Why? Because it's a stupid question. Asking whether it's ethical to drive a manual transmission because its gas mileage is a few percent lower than an automatic's is like asking if it's ethical to dismember the body of the person you just murdered.

Let me explain.

The ethical issues raised by the question, "Is it ethical to drive a stick?" include such themes as conservation, environmental pollution, technological advancement, and self-enjoyment. All of these legitimately raise issues of ethics in how we, as humans, deal with each other, our planet, and ourselves. But the matter of whether your car has a manual or an automatic transmission is secondary, at best, to these ethical issues.

The real issue is driving, at all.

If there are ethical issues in your choice of transmission (and we agree that there are), they are contingent upon the deeper (and far more significant) ethical issues of driving cars in general; any positive or negative that can be said about your choice of transmission applies in greater magnitude to the act of driving itself.

Fuel economy is better with a dual clutch? Bikes get even better fuel economy. Want to support the latest in fuel-saving technology? Buy an electric car, which has no transmission, generally. Want to save our planet's resources? You definitely shouldn't drive, then, and you might want to rethink where you get your food, clothes, and electronics from, too. Concerned about destroying our environment, global warming, and the like? Well, buddy, your choice of transmission has about as much impact on the big picture as a cow fart. Enjoying yourself with your manual transmission car? You're about 3 percent more unethical than Saint Automatic--on a bad day.

There is, quite literally, nothing that makes the choice of transmission in your car an ethical issue separate from the fact that you drive your car except for a recent bit of data showing manual transmission purchases are on the (very slight) rise.

Looking around the web at the responses to Sirota's Salon screed, we have responses like the thoughtful and accurate hole-poking done by John Voelcker at Green Car Reports; the dismissive and snarkily-fun rant from Jason Torchinsky at Jalopnik; the detached and neutral poll-taking by Jeff Sabatini at Autoblog Green; and the straightforward enthusiast angle by Jeff Glucker at Hooniverse, which brought Sirota's Salon article to the attention of the online automotive media.

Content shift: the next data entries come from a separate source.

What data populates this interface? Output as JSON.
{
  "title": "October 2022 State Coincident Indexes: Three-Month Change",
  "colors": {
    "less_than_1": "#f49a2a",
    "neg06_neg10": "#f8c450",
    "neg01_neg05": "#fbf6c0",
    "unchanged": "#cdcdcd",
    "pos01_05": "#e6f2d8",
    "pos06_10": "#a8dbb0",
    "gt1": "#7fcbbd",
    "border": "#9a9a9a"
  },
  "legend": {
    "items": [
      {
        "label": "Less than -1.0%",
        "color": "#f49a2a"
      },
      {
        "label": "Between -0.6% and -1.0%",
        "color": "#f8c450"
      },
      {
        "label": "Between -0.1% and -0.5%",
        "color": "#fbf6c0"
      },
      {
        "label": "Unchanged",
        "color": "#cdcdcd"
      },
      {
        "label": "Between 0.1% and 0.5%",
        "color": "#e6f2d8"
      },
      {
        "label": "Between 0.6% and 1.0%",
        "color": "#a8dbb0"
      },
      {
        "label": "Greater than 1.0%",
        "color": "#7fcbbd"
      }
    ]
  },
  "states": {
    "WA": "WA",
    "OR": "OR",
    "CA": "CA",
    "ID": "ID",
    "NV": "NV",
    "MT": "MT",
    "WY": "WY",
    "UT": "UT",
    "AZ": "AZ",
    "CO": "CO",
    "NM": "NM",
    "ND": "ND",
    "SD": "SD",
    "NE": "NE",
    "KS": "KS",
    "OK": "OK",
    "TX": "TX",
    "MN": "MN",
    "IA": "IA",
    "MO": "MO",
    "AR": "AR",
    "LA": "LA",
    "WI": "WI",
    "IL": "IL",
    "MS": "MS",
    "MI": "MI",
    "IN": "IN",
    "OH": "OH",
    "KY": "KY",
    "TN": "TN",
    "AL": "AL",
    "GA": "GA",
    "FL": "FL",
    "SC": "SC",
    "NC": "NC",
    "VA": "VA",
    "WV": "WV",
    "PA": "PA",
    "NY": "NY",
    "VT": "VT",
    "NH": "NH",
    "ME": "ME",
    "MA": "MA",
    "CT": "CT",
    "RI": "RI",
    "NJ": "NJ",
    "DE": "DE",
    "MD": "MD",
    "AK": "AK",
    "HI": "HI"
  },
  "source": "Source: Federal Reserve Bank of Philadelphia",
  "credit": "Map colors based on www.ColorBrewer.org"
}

These are all legitimate responses to the question Sirota raises, and they're all basically correct in their own way. Ethics, or as relates most closely here, applied ethics, is a field largely about the practical application of the question of what's right and what's wrong to our lives. In this case, we're dealing, at root, with the ethics of mobility.

And here we come back to that corpse sitting in the garage. By driving a car, you've already made a decision about each of the ethical questions raised by Sirota. You've decided your desire for mobility justifies the harmful side effects of operating a personal vehicle. So quibbling over the 1-3 mpg difference between a manual or an automatic (which, by the way, frequently favors the manual transmission) is like quibbling over whether it's wrong to separate the body parts of the person you've already decided it was OK to kill.

It would make as much sense (and practically speaking, much more sense) to question the ethics of more significant sub-divisions within the field of personal mobility, like driving a conventional car instead of a hybrid or an electric, or riding the bus, or riding a bike, or working your life out so that you don't require any trips you can't cover on foot in a timely fashion--and all of these things have been and continue to be questioned, with answers on both sides having merit.

But that doesn't sensationalize a newsy data trend in an offhand effort to draw eyeballs and traffic for Sirota's writing at Salon. I wonder what the ethicists would have to say about that.